William Peterson, an adjunct scholar with the Heritage Foundation, is the Lundy Professor Emeritus of Business Philosophy at Campbell University in North Carolina.
In 1989-1991 the walls of Eurocommunism came tumbling down, including the most dramatic one of all, the Berlin Wall. Since then, like a fresh breeze blowing around the world, the watchword for investors and others has been freedom, a growing understanding that economic growth swings on economic freedom. Unfortunately, that understanding has been resisted in some nations, and there is even much hostility to it in our own. Witness, for instance, the antitrust assault on Microsoft.
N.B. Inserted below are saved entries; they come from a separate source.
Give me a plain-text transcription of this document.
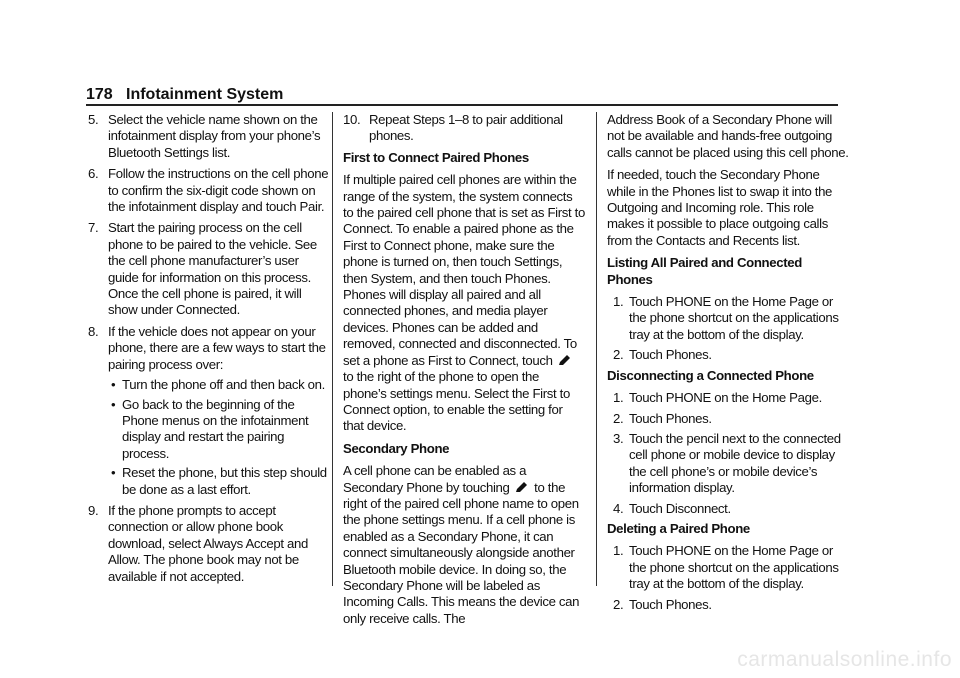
178 Infotainment System
5. Select the vehicle name shown on the infotainment display from your phone’s Bluetooth Settings list.
6. Follow the instructions on the cell phone to confirm the six-digit code shown on the infotainment display and touch Pair.
7. Start the pairing process on the cell phone to be paired to the vehicle. See the cell phone manufacturer’s user guide for information on this process. Once the cell phone is paired, it will show under Connected.
8. If the vehicle does not appear on your phone, there are a few ways to start the pairing process over:
• Turn the phone off and then back on.
• Go back to the beginning of the Phone menus on the infotainment display and restart the pairing process.
• Reset the phone, but this step should be done as a last effort.
9. If the phone prompts to accept connection or allow phone book download, select Always Accept and Allow. The phone book may not be available if not accepted.
10. Repeat Steps 1–8 to pair additional phones.
First to Connect Paired Phones
If multiple paired cell phones are within the range of the system, the system connects to the paired cell phone that is set as First to Connect. To enable a paired phone as the First to Connect phone, make sure the phone is turned on, then touch Settings, then System, and then touch Phones. Phones will display all paired and all connected phones, and media player devices. Phones can be added and removed, connected and disconnected. To set a phone as First to Connect, touch  to the right of the phone to open the phone’s settings menu. Select the First to Connect option, to enable the setting for that device.
Secondary Phone
A cell phone can be enabled as a Secondary Phone by touching to the right of the paired cell phone name to open the phone settings menu. If a cell phone is enabled as a Secondary Phone, it can connect simultaneously alongside another Bluetooth mobile device. In doing so, the Secondary Phone will be labeled as Incoming Calls. This means the device can only receive calls. The
Address Book of a Secondary Phone will not be available and hands-free outgoing calls cannot be placed using this cell phone.
If needed, touch the Secondary Phone while in the Phones list to swap it into the Outgoing and Incoming role. This role makes it possible to place outgoing calls from the Contacts and Recents list.
Listing All Paired and Connected Phones
1. Touch PHONE on the Home Page or the phone shortcut on the applications tray at the bottom of the display.
2. Touch Phones.
Disconnecting a Connected Phone
1. Touch PHONE on the Home Page.
2. Touch Phones.
3. Touch the pencil next to the connected cell phone or mobile device to display the cell phone’s or mobile device’s information display.
4. Touch Disconnect.
Deleting a Paired Phone
1. Touch PHONE on the Home Page or the phone shortcut on the applications tray at the bottom of the display.
2. Touch Phones.
carmanualsonline.info
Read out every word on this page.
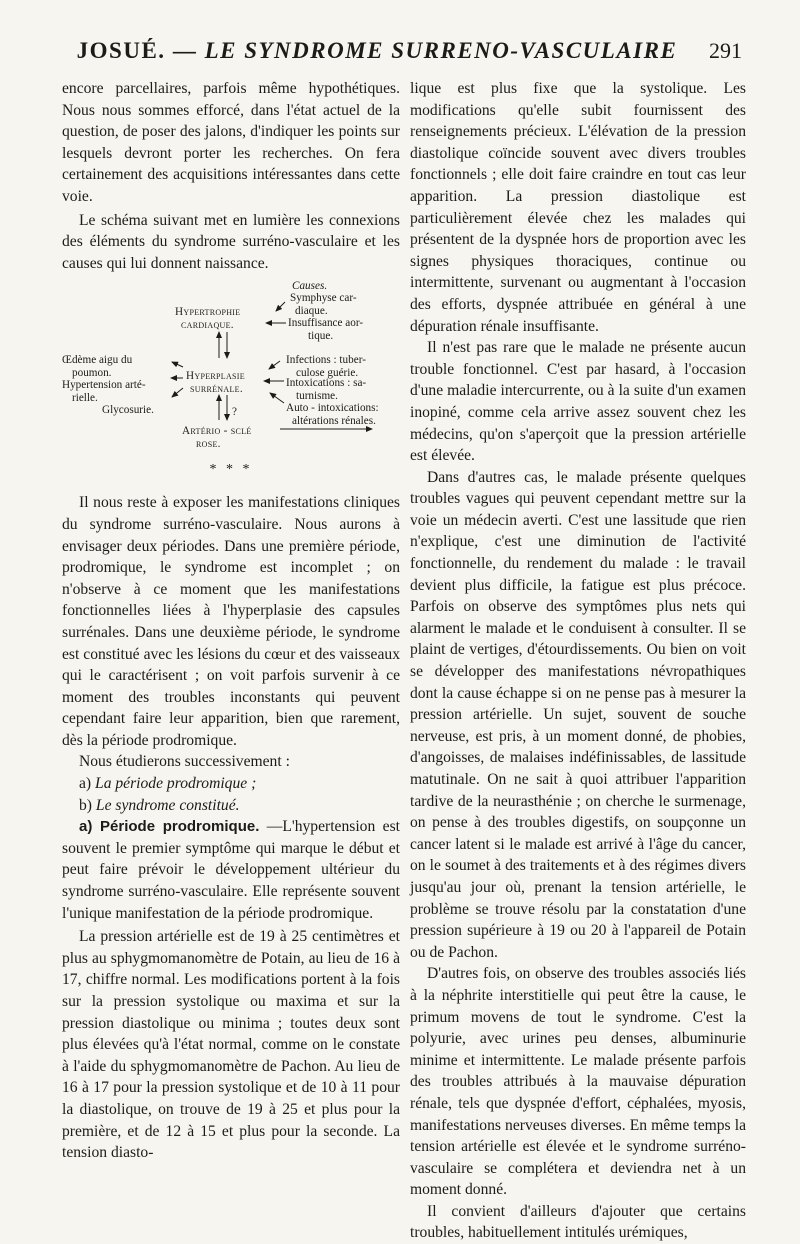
JOSUÉ. — LE SYNDROME SURRENO-VASCULAIRE	291

encore parcellaires, parfois même hypothétiques. Nous nous sommes efforcé, dans l'état actuel de la question, de poser des jalons, d'indiquer les points sur lesquels devront porter les recherches. On fera certainement des acquisitions intéressantes dans cette voie.

Le schéma suivant met en lumière les connexions des éléments du syndrome surréno-vasculaire et les causes qui lui donnent naissance.

Causes.
Hypertrophie
cardiaque.
Symphyse car-
diaque.
Insuffisance aor-
tique.
Hyperplasie
surrénale.
Œdème aigu du
poumon.
Hypertension arté-
rielle.
Glycosurie.
Infections : tuber-
culose guérie.
Intoxications : sa-
turnisme.
Auto - intoxications:
altérations rénales.
?
Artério - sclé
rose.
* * *

Il nous reste à exposer les manifestations cliniques du syndrome surréno-vasculaire. Nous aurons à envisager deux périodes. Dans une première période, prodromique, le syndrome est incomplet ; on n'observe à ce moment que les manifestations fonctionnelles liées à l'hyperplasie des capsules surrénales. Dans une deuxième période, le syndrome est constitué avec les lésions du cœur et des vaisseaux qui le caractérisent ; on voit parfois survenir à ce moment des troubles inconstants qui peuvent cependant faire leur apparition, bien que rarement, dès la période prodromique.

Nous étudierons successivement :

a) La période prodromique ;

b) Le syndrome constitué.

a) Période prodromique. —L'hypertension est souvent le premier symptôme qui marque le début et peut faire prévoir le développement ultérieur du syndrome surréno-vasculaire. Elle représente souvent l'unique manifestation de la période prodromique.

La pression artérielle est de 19 à 25 centimètres et plus au sphygmomanomètre de Potain, au lieu de 16 à 17, chiffre normal. Les modifications portent à la fois sur la pression systolique ou maxima et sur la pression diastolique ou minima ; toutes deux sont plus élevées qu'à l'état normal, comme on le constate à l'aide du sphygmomanomètre de Pachon. Au lieu de 16 à 17 pour la pression systolique et de 10 à 11 pour la diastolique, on trouve de 19 à 25 et plus pour la première, et de 12 à 15 et plus pour la seconde. La tension diasto-

lique est plus fixe que la systolique. Les modifications qu'elle subit fournissent des renseignements précieux. L'élévation de la pression diastolique coïncide souvent avec divers troubles fonctionnels ; elle doit faire craindre en tout cas leur apparition. La pression diastolique est particulièrement élevée chez les malades qui présentent de la dyspnée hors de proportion avec les signes physiques thoraciques, continue ou intermittente, survenant ou augmentant à l'occasion des efforts, dyspnée attribuée en général à une dépuration rénale insuffisante.

Il n'est pas rare que le malade ne présente aucun trouble fonctionnel. C'est par hasard, à l'occasion d'une maladie intercurrente, ou à la suite d'un examen inopiné, comme cela arrive assez souvent chez les médecins, qu'on s'aperçoit que la pression artérielle est élevée.

Dans d'autres cas, le malade présente quelques troubles vagues qui peuvent cependant mettre sur la voie un médecin averti. C'est une lassitude que rien n'explique, c'est une diminution de l'activité fonctionnelle, du rendement du malade : le travail devient plus difficile, la fatigue est plus précoce. Parfois on observe des symptômes plus nets qui alarment le malade et le conduisent à consulter. Il se plaint de vertiges, d'étourdissements. Ou bien on voit se développer des manifestations névropathiques dont la cause échappe si on ne pense pas à mesurer la pression artérielle. Un sujet, souvent de souche nerveuse, est pris, à un moment donné, de phobies, d'angoisses, de malaises indéfinissables, de lassitude matutinale. On ne sait à quoi attribuer l'apparition tardive de la neurasthénie ; on cherche le surmenage, on pense à des troubles digestifs, on soupçonne un cancer latent si le malade est arrivé à l'âge du cancer, on le soumet à des traitements et à des régimes divers jusqu'au jour où, prenant la tension artérielle, le problème se trouve résolu par la constatation d'une pression supérieure à 19 ou 20 à l'appareil de Potain ou de Pachon.

D'autres fois, on observe des troubles associés liés à la néphrite interstitielle qui peut être la cause, le primum movens de tout le syndrome. C'est la polyurie, avec urines peu denses, albuminurie minime et intermittente. Le malade présente parfois des troubles attribués à la mauvaise dépuration rénale, tels que dyspnée d'effort, céphalées, myosis, manifestations nerveuses diverses. En même temps la tension artérielle est élevée et le syndrome surréno-vasculaire se complétera et deviendra net à un moment donné.

Il convient d'ailleurs d'ajouter que certains troubles, habituellement intitulés urémiques,
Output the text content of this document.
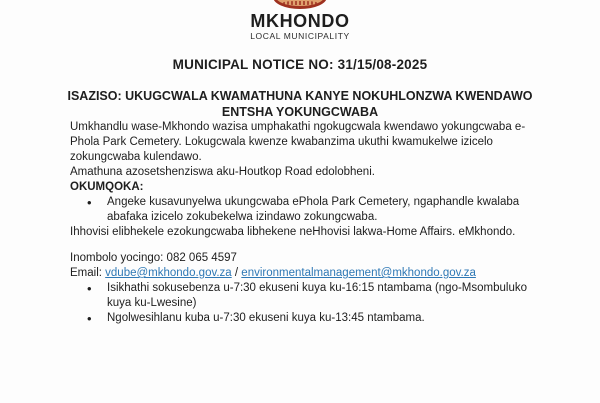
MKHONDO
LOCAL MUNICIPALITY
MUNICIPAL NOTICE NO: 31/15/08-2025
ISAZISO: UKUGCWALA KWAMATHUNA KANYE NOKUHLONZWA KWENDAWO ENTSHA YOKUNGCWABA

Umkhandlu wase-Mkhondo wazisa umphakathi ngokugcwala kwendawo yokungcwaba e-Phola Park Cemetery. Lokugcwala kwenze kwabanzima ukuthi kwamukelwe izicelo zokungcwaba kulendawo.

Amathuna azosetshenziswa aku-Houtkop Road edolobheni.

OKUMQOKA:

• Angeke kusavunyelwa ukungcwaba ePhola Park Cemetery, ngaphandle kwalaba abafaka izicelo zokubekelwa izindawo zokungcwaba.

Ihhovisi elibhekele ezokungcwaba libhekene neHhovisi lakwa-Home Affairs. eMkhondo.

Inombolo yocingo: 082 065 4597

Email: vdube@mkhondo.gov.za / environmentalmanagement@mkhondo.gov.za

• Isikhathi sokusebenza u-7:30 ekuseni kuya ku-16:15 ntambama (ngo-Msombuluko kuya ku-Lwesine)
• Ngolwesihlanu kuba u-7:30 ekuseni kuya ku-13:45 ntambama.
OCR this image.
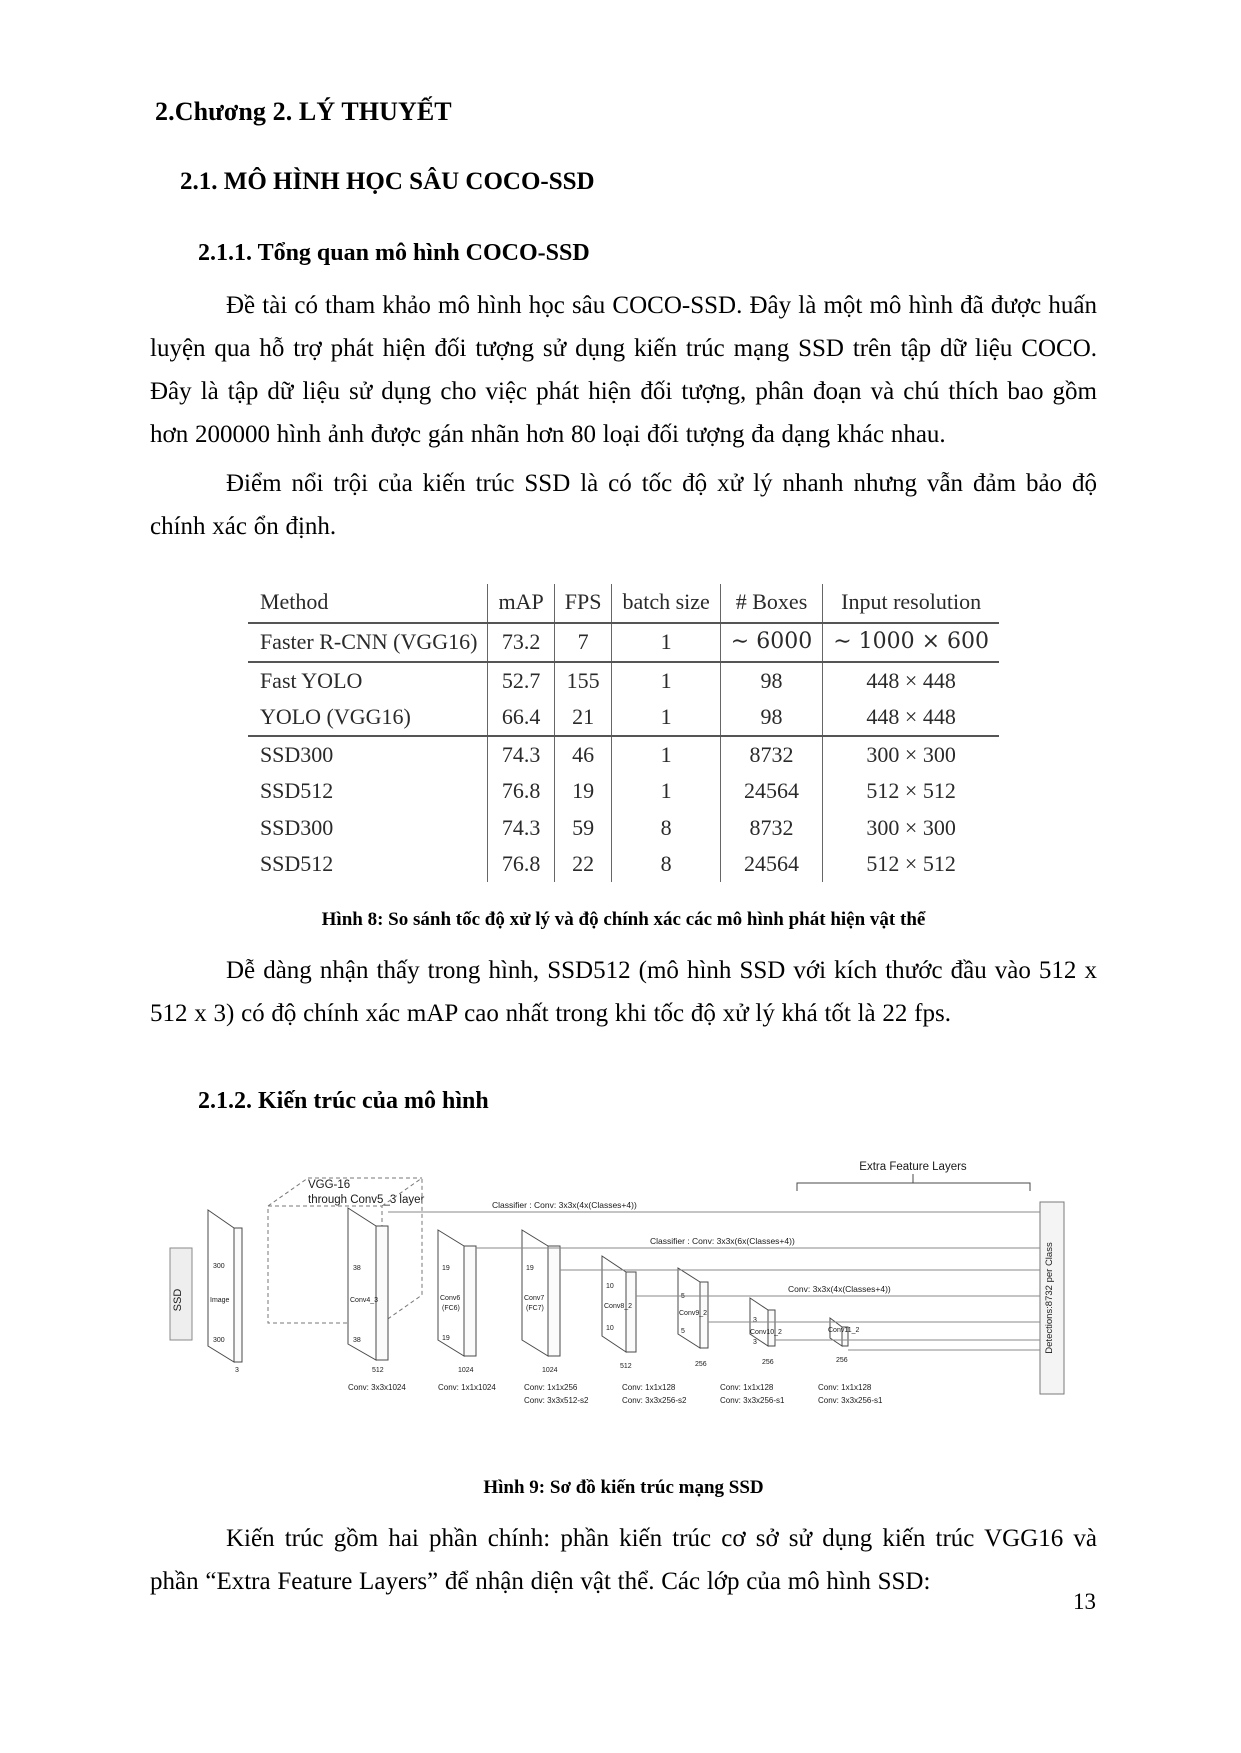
2.Chương 2. LÝ THUYẾT
2.1. MÔ HÌNH HỌC SÂU COCO-SSD
2.1.1. Tổng quan mô hình COCO-SSD

Đề tài có tham khảo mô hình học sâu COCO-SSD. Đây là một mô hình đã được huấn luyện qua hỗ trợ phát hiện đối tượng sử dụng kiến trúc mạng SSD trên tập dữ liệu COCO. Đây là tập dữ liệu sử dụng cho việc phát hiện đối tượng, phân đoạn và chú thích bao gồm hơn 200000 hình ảnh được gán nhãn hơn 80 loại đối tượng đa dạng khác nhau.

Điểm nổi trội của kiến trúc SSD là có tốc độ xử lý nhanh nhưng vẫn đảm bảo độ chính xác ổn định.

Method	mAP	FPS	batch size	# Boxes	Input resolution
Faster R-CNN (VGG16)	73.2	7	1	∼ 6000	∼ 1000 × 600
Fast YOLO	52.7	155	1	98	448 × 448
YOLO (VGG16)	66.4	21	1	98	448 × 448
SSD300	74.3	46	1	8732	300 × 300
SSD512	76.8	19	1	24564	512 × 512
SSD300	74.3	59	8	8732	300 × 300
SSD512	76.8	22	8	24564	512 × 512
Hình 8: So sánh tốc độ xử lý và độ chính xác các mô hình phát hiện vật thể

Dễ dàng nhận thấy trong hình, SSD512 (mô hình SSD với kích thước đầu vào 512 x 512 x 3) có độ chính xác mAP cao nhất trong khi tốc độ xử lý khá tốt là 22 fps.

2.1.2. Kiến trúc của mô hình
Extra Feature Layers
VGG-16
through Conv5_3 layer
SSD
300
Image
300
3
38
Conv4_3
38
512
19
Conv6
(FC6)
19
1024
19
Conv7
(FC7)
1024
10
Conv8_2
10
512
5
Conv9_2
5
256
3
Conv10_2
3
256
Conv11_2
256
Detections:8732 per Class
Classifier : Conv: 3x3x(4x(Classes+4))
Classifier : Conv: 3x3x(6x(Classes+4))
Conv: 3x3x(4x(Classes+4))
Conv: 3x3x1024	Conv: 1x1x1024	Conv: 1x1x256
Conv: 3x3x512-s2
Conv: 1x1x128
Conv: 3x3x256-s2
Conv: 1x1x128
Conv: 3x3x256-s1
Conv: 1x1x128
Conv: 3x3x256-s1
Hình 9: Sơ đồ kiến trúc mạng SSD

Kiến trúc gồm hai phần chính: phần kiến trúc cơ sở sử dụng kiến trúc VGG16 và phần “Extra Feature Layers” để nhận diện vật thể. Các lớp của mô hình SSD:

13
The Index of Economic Freedom, now in its fourth year, recognizes this vital truth and furnishes a practical reference guide on the economies of 156 nations. It does so with a concise country-by-country analysis, with two pages per country. Each analysis includes up-to-date data on taxes, tariffs, government intervention, black markets, monetary policy, banking regulations, foreign investment codes, and the like. Maps in color abound.
By the lights of Heritage’s Johnson and Holmes and the Wall Street Journal‘s Kirkpatrick, the five unfreest countries are, in descending order, Bosnia, Iraq, Cuba, Laos, and, at the very bottom, North Korea. The five freest countries of the 1998 Index list are, in order, Hong Kong, Singapore, Bahrain, New Zealand, and, tied for fifth place, Switzerland and the United States.
To be sure, some question economic freedom in light of “the Asian Contagion;” a sudden economic letdown that has left the vaunted Asian tigers looking rather emaciated and wobbly. Nor has their look been enhanced by the International Monetary Fund’s pumping in some $150 billion in bailout credits.
But a check of the chief “beneficiaries” of the IMF bailout shows recipient countries were themselves remiss in embracing economic freedom. South Korea, for example, ranked 24th in the Index, Thailand 28th, and Indonesia 62nd. Moreover, these countries, like the oldest tiger of them all, Japan, have engaged in neomercantilism and “bubble banking”—by which banks used fractional reserves to inflate the value of mortgaged assets such as factories, hotels, shopping malls, and office buildings to bubbled heights. (Murray Rothbard, with your call for 100 percent bank reserves, thou should’st be living at this hour!) The “Asian Contagion” can be said to indict economic freedom by those who have but superficial understanding of these nations.
The real issue for the IMF is whether it should be in the bailout business at all: wouldn’t it be wiser to let perpetrators of crony capitalism and neomercantilism learn from their own errors?
A wealth of information is to be found in these pages. Argentina, for example, is hailed for its success with an anti-inflationary currency board. The question of Hong Kong’s remaining as No. I in the Index is raised in view of its political reversion to China. The Netherlands is downgraded for boosting government regulation and wage and price controls.
The United States is ranked as one of the world’s nine “free” nations. This is certainly true comparatively, but is there a drawback to pinning that label on a nation that taxes, regulates, nannies, bullies, and bothers its people as much as our government does? Calling the country “free” permits antimarket ideologues to say, “We’re prosperous and free because of our many wise and compassionate government programs.” That’s nonsense. Americans are, in many, many ways, not free and we suffer because of that. But, as Frederic Bastiat pointed out, the suffering from economic meddling is largely unseen.
Wall Street Journal editor Robert L. Bartley writes in the foreword: “Our editorial policy has always championed free people and free markets. Often over the past century, these ideas have been on the defensive, and it is remarkable to witness them reemerging and gaining the ascendancy as a new century approaches.” I believe Bartley is right, but we have a huge battle before us, even in our “free” nation, to say nothing of the majority of the world’s economies that isn’t even close.